68 views Asked by At

What I would like to do is to test the statistical relationship between one response and one explanatory variable. To do this, I assumed a one-way ANOVA was an effective procedure. However, my dataframe is not set up to do this. I have one column for a response variable (df1) but several columns that would be categorised into the explanatory variable I want (df2 and df3) below. As a crude example, df2 and df3 represent a season (summer) in 2 seperate locations. How would I test the influence of summer on the response variable in this instance?

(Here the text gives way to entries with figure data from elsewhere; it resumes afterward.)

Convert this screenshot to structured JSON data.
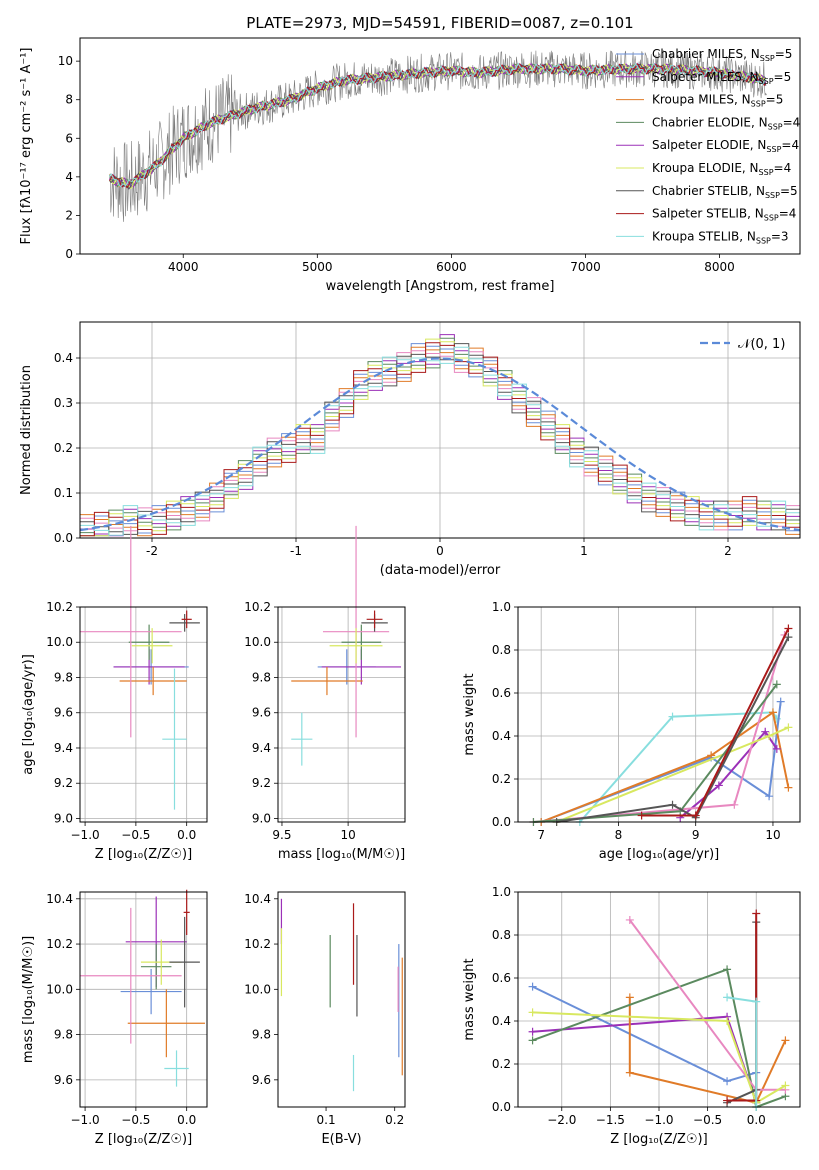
{
  "page_title": "PLATE=2973, MJD=54591, FIBERID=0087, z=0.101",
  "colors": {
    "c1": "#6a8fd8",
    "c2": "#9b30b8",
    "c3": "#e07b28",
    "c4": "#5b8a5f",
    "c5": "#e888c0",
    "c6": "#d8e860",
    "c7": "#555555",
    "c8": "#aa1a1a",
    "c9": "#88dede"
  },
  "chart_data": [
    {
      "id": "spectrum",
      "type": "line",
      "xlabel": "wavelength [Angstrom, rest frame]",
      "ylabel": "Flux [fλ10⁻¹⁷ erg cm⁻² s⁻¹ A⁻¹]",
      "xlim": [
        3230,
        8600
      ],
      "ylim": [
        0,
        11.2
      ],
      "xticks": [
        4000,
        5000,
        6000,
        7000,
        8000
      ],
      "yticks": [
        0,
        2,
        4,
        6,
        8,
        10
      ],
      "grid": false,
      "legend_position": "top-right",
      "data_x": [
        3450,
        3600,
        3800,
        4000,
        4200,
        4500,
        4800,
        5000,
        5200,
        5500,
        5800,
        6000,
        6200,
        6500,
        6800,
        7000,
        7300,
        7600,
        8000,
        8350
      ],
      "data_y": [
        3.9,
        3.6,
        4.6,
        6.0,
        6.8,
        7.5,
        8.0,
        8.6,
        9.0,
        9.2,
        9.4,
        9.5,
        9.4,
        9.6,
        9.6,
        9.5,
        9.6,
        9.6,
        9.4,
        9.0
      ],
      "series": [
        {
          "name": "Chabrier MILES, N_SSP=5",
          "label": "Chabrier MILES, N",
          "sub": "SSP",
          "suffix": "=5",
          "color": "#6a8fd8"
        },
        {
          "name": "Salpeter MILES, N_SSP=5",
          "label": "Salpeter MILES, N",
          "sub": "SSP",
          "suffix": "=5",
          "color": "#9b30b8"
        },
        {
          "name": "Kroupa MILES, N_SSP=5",
          "label": "Kroupa MILES, N",
          "sub": "SSP",
          "suffix": "=5",
          "color": "#e07b28"
        },
        {
          "name": "Chabrier ELODIE, N_SSP=4",
          "label": "Chabrier ELODIE, N",
          "sub": "SSP",
          "suffix": "=4",
          "color": "#5b8a5f"
        },
        {
          "name": "Salpeter ELODIE, N_SSP=4",
          "label": "Salpeter ELODIE, N",
          "sub": "SSP",
          "suffix": "=4",
          "color": "#9b30b8"
        },
        {
          "name": "Kroupa ELODIE, N_SSP=4",
          "label": "Kroupa ELODIE, N",
          "sub": "SSP",
          "suffix": "=4",
          "color": "#d8e860"
        },
        {
          "name": "Chabrier STELIB, N_SSP=5",
          "label": "Chabrier STELIB, N",
          "sub": "SSP",
          "suffix": "=5",
          "color": "#555555"
        },
        {
          "name": "Salpeter STELIB, N_SSP=4",
          "label": "Salpeter STELIB, N",
          "sub": "SSP",
          "suffix": "=4",
          "color": "#aa1a1a"
        },
        {
          "name": "Kroupa STELIB, N_SSP=3",
          "label": "Kroupa STELIB, N",
          "sub": "SSP",
          "suffix": "=3",
          "color": "#88dede"
        }
      ]
    },
    {
      "id": "residuals",
      "type": "histogram",
      "xlabel": "(data-model)/error",
      "ylabel": "Normed distribution",
      "xlim": [
        -2.5,
        2.5
      ],
      "ylim": [
        0,
        0.48
      ],
      "xticks": [
        -2,
        -1,
        0,
        1,
        2
      ],
      "yticks": [
        0.0,
        0.1,
        0.2,
        0.3,
        0.4
      ],
      "grid": true,
      "legend_label": "𝒩(0, 1)",
      "bin_edges_start": -2.5,
      "bin_width": 0.1,
      "hist_values": [
        0.02,
        0.025,
        0.03,
        0.04,
        0.035,
        0.04,
        0.05,
        0.06,
        0.07,
        0.09,
        0.12,
        0.14,
        0.17,
        0.19,
        0.2,
        0.22,
        0.22,
        0.27,
        0.3,
        0.34,
        0.36,
        0.37,
        0.38,
        0.4,
        0.41,
        0.42,
        0.4,
        0.39,
        0.37,
        0.34,
        0.31,
        0.28,
        0.25,
        0.22,
        0.19,
        0.17,
        0.15,
        0.13,
        0.11,
        0.09,
        0.08,
        0.07,
        0.06,
        0.05,
        0.05,
        0.05,
        0.06,
        0.05,
        0.05,
        0.04
      ]
    },
    {
      "id": "z-age",
      "type": "scatter",
      "xlabel": "Z [log₁₀(Z/Z☉)]",
      "ylabel": "age  [log₁₀(age/yr)]",
      "xlim": [
        -1.05,
        0.2
      ],
      "ylim": [
        8.98,
        10.2
      ],
      "xticks": [
        -1.0,
        -0.5,
        0.0
      ],
      "xticklabels": [
        "−1.0",
        "−0.5",
        "0.0"
      ],
      "yticks": [
        9.0,
        9.2,
        9.4,
        9.6,
        9.8,
        10.0,
        10.2
      ],
      "grid": true,
      "points": [
        {
          "x": -0.35,
          "y": 9.86,
          "xerr": 0.37,
          "yerr": 0.1,
          "color": "#6a8fd8"
        },
        {
          "x": -0.37,
          "y": 9.86,
          "xerr": 0.35,
          "yerr": 0.1,
          "color": "#9b30b8"
        },
        {
          "x": -0.33,
          "y": 9.78,
          "xerr": 0.33,
          "yerr": 0.08,
          "color": "#e07b28"
        },
        {
          "x": -0.37,
          "y": 10.0,
          "xerr": 0.2,
          "yerr": 0.1,
          "color": "#5b8a5f"
        },
        {
          "x": -0.55,
          "y": 10.06,
          "xerr": 0.5,
          "yerr": 0.6,
          "color": "#e888c0"
        },
        {
          "x": -0.34,
          "y": 9.98,
          "xerr": 0.2,
          "yerr": 0.1,
          "color": "#d8e860"
        },
        {
          "x": -0.02,
          "y": 10.11,
          "xerr": 0.15,
          "yerr": 0.05,
          "color": "#555555"
        },
        {
          "x": 0.0,
          "y": 10.13,
          "xerr": 0.05,
          "yerr": 0.05,
          "color": "#aa1a1a"
        },
        {
          "x": -0.12,
          "y": 9.45,
          "xerr": 0.12,
          "yerr": 0.4,
          "color": "#88dede"
        }
      ]
    },
    {
      "id": "mass-age",
      "type": "scatter",
      "xlabel": "mass [log₁₀(M/M☉)]",
      "xlim": [
        9.47,
        10.43
      ],
      "ylim": [
        8.98,
        10.2
      ],
      "xticks": [
        9.5,
        10.0
      ],
      "yticks": [
        9.0,
        9.2,
        9.4,
        9.6,
        9.8,
        10.0,
        10.2
      ],
      "grid": true,
      "points": [
        {
          "x": 9.99,
          "y": 9.86,
          "xerr": 0.22,
          "yerr": 0.1,
          "color": "#6a8fd8"
        },
        {
          "x": 10.1,
          "y": 9.86,
          "xerr": 0.3,
          "yerr": 0.1,
          "color": "#9b30b8"
        },
        {
          "x": 9.84,
          "y": 9.78,
          "xerr": 0.27,
          "yerr": 0.08,
          "color": "#e07b28"
        },
        {
          "x": 10.1,
          "y": 10.0,
          "xerr": 0.15,
          "yerr": 0.1,
          "color": "#5b8a5f"
        },
        {
          "x": 10.06,
          "y": 10.06,
          "xerr": 0.25,
          "yerr": 0.6,
          "color": "#e888c0"
        },
        {
          "x": 10.06,
          "y": 9.98,
          "xerr": 0.2,
          "yerr": 0.1,
          "color": "#d8e860"
        },
        {
          "x": 10.2,
          "y": 10.11,
          "xerr": 0.1,
          "yerr": 0.05,
          "color": "#555555"
        },
        {
          "x": 10.2,
          "y": 10.13,
          "xerr": 0.06,
          "yerr": 0.05,
          "color": "#aa1a1a"
        },
        {
          "x": 9.65,
          "y": 9.45,
          "xerr": 0.08,
          "yerr": 0.15,
          "color": "#88dede"
        }
      ]
    },
    {
      "id": "age-weight",
      "type": "line",
      "xlabel": "age  [log₁₀(age/yr)]",
      "ylabel": "mass weight",
      "xlim": [
        6.7,
        10.35
      ],
      "ylim": [
        0,
        1.0
      ],
      "xticks": [
        7,
        8,
        9,
        10
      ],
      "yticks": [
        0.0,
        0.2,
        0.4,
        0.6,
        0.8,
        1.0
      ],
      "grid": true,
      "series": [
        {
          "color": "#88dede",
          "x": [
            7.5,
            8.7,
            10.0,
            10.05
          ],
          "y": [
            0.0,
            0.49,
            0.51,
            0.48
          ]
        },
        {
          "color": "#6a8fd8",
          "x": [
            7.0,
            9.2,
            9.95,
            10.1
          ],
          "y": [
            0.0,
            0.3,
            0.12,
            0.56
          ]
        },
        {
          "color": "#e07b28",
          "x": [
            7.0,
            9.2,
            10.0,
            10.2
          ],
          "y": [
            0.0,
            0.31,
            0.51,
            0.16
          ]
        },
        {
          "color": "#9b30b8",
          "x": [
            8.8,
            9.3,
            9.9,
            10.05
          ],
          "y": [
            0.02,
            0.17,
            0.42,
            0.34
          ]
        },
        {
          "color": "#e888c0",
          "x": [
            6.9,
            9.5,
            10.15
          ],
          "y": [
            0.0,
            0.08,
            0.87
          ]
        },
        {
          "color": "#d8e860",
          "x": [
            7.2,
            9.95,
            10.2
          ],
          "y": [
            0.0,
            0.4,
            0.44
          ]
        },
        {
          "color": "#5b8a5f",
          "x": [
            6.9,
            8.8,
            10.05
          ],
          "y": [
            0.0,
            0.05,
            0.64
          ]
        },
        {
          "color": "#555555",
          "x": [
            7.2,
            8.7,
            9.0,
            10.2
          ],
          "y": [
            0.0,
            0.08,
            0.02,
            0.86
          ]
        },
        {
          "color": "#aa1a1a",
          "x": [
            8.3,
            9.0,
            10.2
          ],
          "y": [
            0.03,
            0.03,
            0.9
          ]
        }
      ]
    },
    {
      "id": "z-mass",
      "type": "scatter",
      "xlabel": "Z [log₁₀(Z/Z☉)]",
      "ylabel": "mass [log₁₀(M/M☉)]",
      "xlim": [
        -1.05,
        0.2
      ],
      "ylim": [
        9.48,
        10.43
      ],
      "xticks": [
        -1.0,
        -0.5,
        0.0
      ],
      "xticklabels": [
        "−1.0",
        "−0.5",
        "0.0"
      ],
      "yticks": [
        9.6,
        9.8,
        10.0,
        10.2,
        10.4
      ],
      "grid": true,
      "points": [
        {
          "x": -0.35,
          "y": 9.99,
          "xerr": 0.3,
          "yerr": 0.1,
          "color": "#6a8fd8"
        },
        {
          "x": -0.3,
          "y": 10.21,
          "xerr": 0.3,
          "yerr": 0.2,
          "color": "#9b30b8"
        },
        {
          "x": -0.2,
          "y": 9.85,
          "xerr": 0.38,
          "yerr": 0.15,
          "color": "#e07b28"
        },
        {
          "x": -0.3,
          "y": 10.1,
          "xerr": 0.15,
          "yerr": 0.1,
          "color": "#5b8a5f"
        },
        {
          "x": -0.55,
          "y": 10.06,
          "xerr": 0.5,
          "yerr": 0.3,
          "color": "#e888c0"
        },
        {
          "x": -0.25,
          "y": 10.12,
          "xerr": 0.2,
          "yerr": 0.1,
          "color": "#d8e860"
        },
        {
          "x": -0.02,
          "y": 10.12,
          "xerr": 0.15,
          "yerr": 0.2,
          "color": "#555555"
        },
        {
          "x": 0.0,
          "y": 10.34,
          "xerr": 0.03,
          "yerr": 0.1,
          "color": "#aa1a1a"
        },
        {
          "x": -0.1,
          "y": 9.65,
          "xerr": 0.12,
          "yerr": 0.08,
          "color": "#88dede"
        }
      ]
    },
    {
      "id": "ebv-mass",
      "type": "scatter",
      "xlabel": "E(B-V)",
      "xlim": [
        0.03,
        0.215
      ],
      "ylim": [
        9.48,
        10.43
      ],
      "xticks": [
        0.1,
        0.2
      ],
      "yticks": [
        9.6,
        9.8,
        10.0,
        10.2,
        10.4
      ],
      "grid": false,
      "points": [
        {
          "x": 0.206,
          "y": 9.95,
          "yerr": 0.25,
          "color": "#6a8fd8"
        },
        {
          "x": 0.035,
          "y": 10.3,
          "yerr": 0.1,
          "color": "#9b30b8"
        },
        {
          "x": 0.211,
          "y": 9.88,
          "yerr": 0.26,
          "color": "#e07b28"
        },
        {
          "x": 0.106,
          "y": 10.08,
          "yerr": 0.16,
          "color": "#5b8a5f"
        },
        {
          "x": 0.205,
          "y": 10.0,
          "yerr": 0.1,
          "color": "#e888c0"
        },
        {
          "x": 0.035,
          "y": 10.12,
          "yerr": 0.15,
          "color": "#d8e860"
        },
        {
          "x": 0.145,
          "y": 10.06,
          "yerr": 0.18,
          "color": "#555555"
        },
        {
          "x": 0.14,
          "y": 10.2,
          "yerr": 0.18,
          "color": "#aa1a1a"
        },
        {
          "x": 0.14,
          "y": 9.63,
          "yerr": 0.08,
          "color": "#88dede"
        }
      ]
    },
    {
      "id": "z-weight",
      "type": "line",
      "xlabel": "Z [log₁₀(Z/Z☉)]",
      "ylabel": "mass weight",
      "xlim": [
        -2.45,
        0.45
      ],
      "ylim": [
        0,
        1.0
      ],
      "xticks": [
        -2.0,
        -1.5,
        -1.0,
        -0.5,
        0.0
      ],
      "xticklabels": [
        "−2.0",
        "−1.5",
        "−1.0",
        "−0.5",
        "0.0"
      ],
      "yticks": [
        0.0,
        0.2,
        0.4,
        0.6,
        0.8,
        1.0
      ],
      "grid": true,
      "series": [
        {
          "color": "#6a8fd8",
          "x": [
            -2.3,
            -0.3,
            0.0
          ],
          "y": [
            0.56,
            0.12,
            0.16
          ]
        },
        {
          "color": "#9b30b8",
          "x": [
            -2.3,
            -0.3,
            0.0
          ],
          "y": [
            0.35,
            0.42,
            0.02
          ]
        },
        {
          "color": "#e07b28",
          "x": [
            -1.3,
            -1.3,
            0.0,
            0.3
          ],
          "y": [
            0.51,
            0.16,
            0.02,
            0.31
          ]
        },
        {
          "color": "#5b8a5f",
          "x": [
            -2.3,
            -0.3,
            0.0,
            0.3
          ],
          "y": [
            0.31,
            0.64,
            0.0,
            0.05
          ]
        },
        {
          "color": "#e888c0",
          "x": [
            -1.3,
            0.0,
            0.3
          ],
          "y": [
            0.87,
            0.08,
            0.08
          ]
        },
        {
          "color": "#d8e860",
          "x": [
            -2.3,
            -0.3,
            0.0,
            0.3
          ],
          "y": [
            0.44,
            0.4,
            0.02,
            0.1
          ]
        },
        {
          "color": "#555555",
          "x": [
            -0.3,
            0.0,
            0.0
          ],
          "y": [
            0.02,
            0.08,
            0.86
          ]
        },
        {
          "color": "#aa1a1a",
          "x": [
            -0.3,
            0.0,
            0.0
          ],
          "y": [
            0.03,
            0.03,
            0.9
          ]
        },
        {
          "color": "#88dede",
          "x": [
            -0.3,
            0.0,
            0.0
          ],
          "y": [
            0.51,
            0.49,
            0.0
          ]
        }
      ]
    }
  ]
}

df1 <- as.data.frame(matrix(sample(0:1000, 36*10, replace=TRUE), ncol=1))
df2 <- as.data.frame(matrix(sample(0:500, 36*10, replace=TRUE), ncol=1))
df3 <- as.data.frame(matrix(sample(0:200, 36*10, replace=TRUE), ncol=1))
Example <- cbind(df1,df2,df3)

Would this involve restructuring the dataframe so that df2 and df3 merge to become one long column and double the length of df1?

Thank you in advance for any help!

1

There are 1 answers

0
James White On BEST ANSWER

As suggested by Jaap and Andrew Taylor, the problem was formatting a linear regression. This was achieved through the 'stack' and 'cbind' functions.

df1 <- as.data.frame(matrix(sample(0:1000, 36*10, replace=TRUE), ncol=1))
df2 <- as.data.frame(matrix(sample(0:500, 36*10, replace=TRUE), ncol=1))
df3 <- as.data.frame(matrix(sample(0:200, 36*10, replace=TRUE), ncol=1))
Example <- cbind(df2,df3)
Stacked <- stack(Example)
Combined <- cbind(df1,Stacked)
colnames(Combined) <- c("Response","Explanatory","Variable")
Linear <- lm(Explanatory~Response, data = Combined)
summary(Linear)

Stack put all the explanatory variables (df2 and df3) into one column, whilst cbind combined this new column with the values from response (df1), with these values being replicated to create a dataframe with an even number of rows, as per SabDeM's comment.